Kalimat itu menggema sebagai peringatan keras bagi seluruh jajaran Bea Cukai. Purbaya menegaskan bahwa ia tidak akan memberi ampun pada siapa pun yang mencoreng integritas institusinya.
Namun, laporan yang masuk bukan hanya terkait perilaku aparatur. Masalah peredaran barang ilegal, khususnya rokok tanpa cukai di Kabupaten Karimun, Kepulauan Riau, juga ramai dikeluhkan masyarakat.
Dalam salah satu laporan yang dibacakannya, warga menilai aparat Bea Cukai setempat hanya berani menindak warung kecil, sementara distributor besar alias cukong dibiarkan bebas beroperasi.
“Mereka seperti tutup mata dan telinga. Padahal harusnya cukong-cukong besar yang dibasmi, bukan rakyat kecil yang hanya berusaha bertahan hidup,” ujar Purbaya dengan nada kecewa.
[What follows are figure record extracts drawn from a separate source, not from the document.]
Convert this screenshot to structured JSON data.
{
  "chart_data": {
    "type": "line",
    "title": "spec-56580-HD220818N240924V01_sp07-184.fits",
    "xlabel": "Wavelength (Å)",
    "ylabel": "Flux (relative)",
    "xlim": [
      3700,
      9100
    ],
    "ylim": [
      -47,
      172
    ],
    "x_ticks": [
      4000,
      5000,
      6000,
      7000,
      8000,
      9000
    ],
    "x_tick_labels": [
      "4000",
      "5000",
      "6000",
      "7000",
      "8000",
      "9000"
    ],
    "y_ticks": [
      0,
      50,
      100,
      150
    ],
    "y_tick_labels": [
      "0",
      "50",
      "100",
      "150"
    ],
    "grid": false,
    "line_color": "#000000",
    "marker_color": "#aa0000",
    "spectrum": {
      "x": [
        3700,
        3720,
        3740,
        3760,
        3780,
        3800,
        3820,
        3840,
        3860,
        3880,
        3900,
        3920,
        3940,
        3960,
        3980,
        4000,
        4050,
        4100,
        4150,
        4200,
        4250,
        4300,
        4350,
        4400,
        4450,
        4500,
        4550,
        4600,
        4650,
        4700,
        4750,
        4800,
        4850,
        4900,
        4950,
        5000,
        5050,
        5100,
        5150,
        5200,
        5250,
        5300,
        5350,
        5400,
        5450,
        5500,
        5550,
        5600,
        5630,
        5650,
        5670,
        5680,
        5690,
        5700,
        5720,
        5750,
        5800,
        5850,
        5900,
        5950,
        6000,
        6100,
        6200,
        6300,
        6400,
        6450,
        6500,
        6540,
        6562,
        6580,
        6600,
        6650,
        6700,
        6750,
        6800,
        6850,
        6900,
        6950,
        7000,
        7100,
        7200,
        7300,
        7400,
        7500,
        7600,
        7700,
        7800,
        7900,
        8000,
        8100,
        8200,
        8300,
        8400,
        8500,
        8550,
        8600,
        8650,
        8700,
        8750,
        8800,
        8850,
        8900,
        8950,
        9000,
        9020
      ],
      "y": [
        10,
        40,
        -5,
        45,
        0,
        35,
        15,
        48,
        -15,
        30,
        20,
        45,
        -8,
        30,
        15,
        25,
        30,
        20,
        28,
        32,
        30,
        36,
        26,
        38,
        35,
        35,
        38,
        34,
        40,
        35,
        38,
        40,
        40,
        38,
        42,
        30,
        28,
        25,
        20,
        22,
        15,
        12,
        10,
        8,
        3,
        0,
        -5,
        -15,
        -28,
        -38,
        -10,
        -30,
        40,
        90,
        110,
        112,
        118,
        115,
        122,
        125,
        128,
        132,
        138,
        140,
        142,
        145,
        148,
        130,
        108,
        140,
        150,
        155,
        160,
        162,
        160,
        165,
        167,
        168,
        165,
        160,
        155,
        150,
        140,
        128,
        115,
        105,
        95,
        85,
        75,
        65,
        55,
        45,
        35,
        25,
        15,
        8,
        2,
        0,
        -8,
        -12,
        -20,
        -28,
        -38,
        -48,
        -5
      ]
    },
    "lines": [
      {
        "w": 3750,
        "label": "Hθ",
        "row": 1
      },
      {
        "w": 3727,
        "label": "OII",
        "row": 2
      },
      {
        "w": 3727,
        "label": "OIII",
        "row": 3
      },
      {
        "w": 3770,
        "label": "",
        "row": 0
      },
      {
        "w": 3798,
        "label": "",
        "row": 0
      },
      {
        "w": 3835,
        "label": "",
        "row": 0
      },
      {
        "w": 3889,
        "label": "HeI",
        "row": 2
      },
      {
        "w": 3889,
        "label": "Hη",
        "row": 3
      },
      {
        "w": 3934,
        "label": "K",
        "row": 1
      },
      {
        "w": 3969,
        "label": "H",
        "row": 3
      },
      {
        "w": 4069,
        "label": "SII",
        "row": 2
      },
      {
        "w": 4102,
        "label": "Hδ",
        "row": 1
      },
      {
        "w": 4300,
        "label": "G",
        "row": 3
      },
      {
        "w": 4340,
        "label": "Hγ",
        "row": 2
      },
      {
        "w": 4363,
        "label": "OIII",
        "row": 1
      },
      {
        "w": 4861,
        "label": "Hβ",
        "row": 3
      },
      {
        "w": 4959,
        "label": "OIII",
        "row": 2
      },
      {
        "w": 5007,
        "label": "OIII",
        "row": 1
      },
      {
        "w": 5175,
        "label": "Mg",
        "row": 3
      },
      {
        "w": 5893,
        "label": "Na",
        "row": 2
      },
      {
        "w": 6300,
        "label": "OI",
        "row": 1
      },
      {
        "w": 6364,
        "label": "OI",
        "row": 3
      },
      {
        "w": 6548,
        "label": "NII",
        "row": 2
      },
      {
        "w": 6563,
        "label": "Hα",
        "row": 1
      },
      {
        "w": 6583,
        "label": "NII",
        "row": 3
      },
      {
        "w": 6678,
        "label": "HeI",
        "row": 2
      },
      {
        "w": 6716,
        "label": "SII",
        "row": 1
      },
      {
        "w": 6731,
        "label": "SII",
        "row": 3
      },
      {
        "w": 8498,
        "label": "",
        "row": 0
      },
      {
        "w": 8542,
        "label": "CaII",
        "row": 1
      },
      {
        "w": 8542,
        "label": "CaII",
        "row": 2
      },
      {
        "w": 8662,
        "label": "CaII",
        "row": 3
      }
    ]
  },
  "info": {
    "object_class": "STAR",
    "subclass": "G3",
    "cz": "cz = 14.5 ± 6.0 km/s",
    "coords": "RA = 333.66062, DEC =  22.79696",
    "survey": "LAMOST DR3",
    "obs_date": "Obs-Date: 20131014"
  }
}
Ia tidak tinggal diam. Sebuah tim khusus kini dibentuk oleh Kementerian Keuangan yang terdiri dari staf ahli dari Direktorat Jenderal Bea Cukai dan Direktorat Jenderal Pajak untuk menelusuri setiap laporan yang masuk.
Tim ini, menurutnya, sudah berpengalaman dan tahu persis siapa yang bermain di lapangan. “Mereka saya suruh list. Siapa orang-orang Bea Cukai, siapa cukong-cukongnya di tiap daerah. Kalau nanti ada gangguan atau barang ilegal masuk dan link ke cukong itu, cukongnya kita proses,” ujarnya tegas.
Lebih jauh, Purbaya menegaskan bahwa penertiban tidak akan berhenti pada individu semata, tetapi menyentuh akar budaya organisasi. Ia ingin ada reformasi mental di tubuh kementeriannya, perubahan dari dalam agar kepercayaan publik pulih sepenuhnya.
“Kanal pengaduan seperti ini sangat penting,” ujarnya menutup pembicaraan. “Bukan cuma untuk menampung keluhan, tapi untuk mengubah budaya. Saya enggak main-main. Saya ingin governance culture pemerintah, terutama di Bea Cukai, benar-benar berubah.”
Kini, ribuan laporan sedang diverifikasi satu per satu. Bagi Purbaya, “Lapor Pak Purbaya” bukan sekadar nomor WhatsApp melainkan jendela transparansi antara rakyat dan negara.
Sebuah upaya untuk mengembalikan harapan bahwa pemerintahan yang bersih bukan sekadar mimpi, melainkan komitmen yang nyata.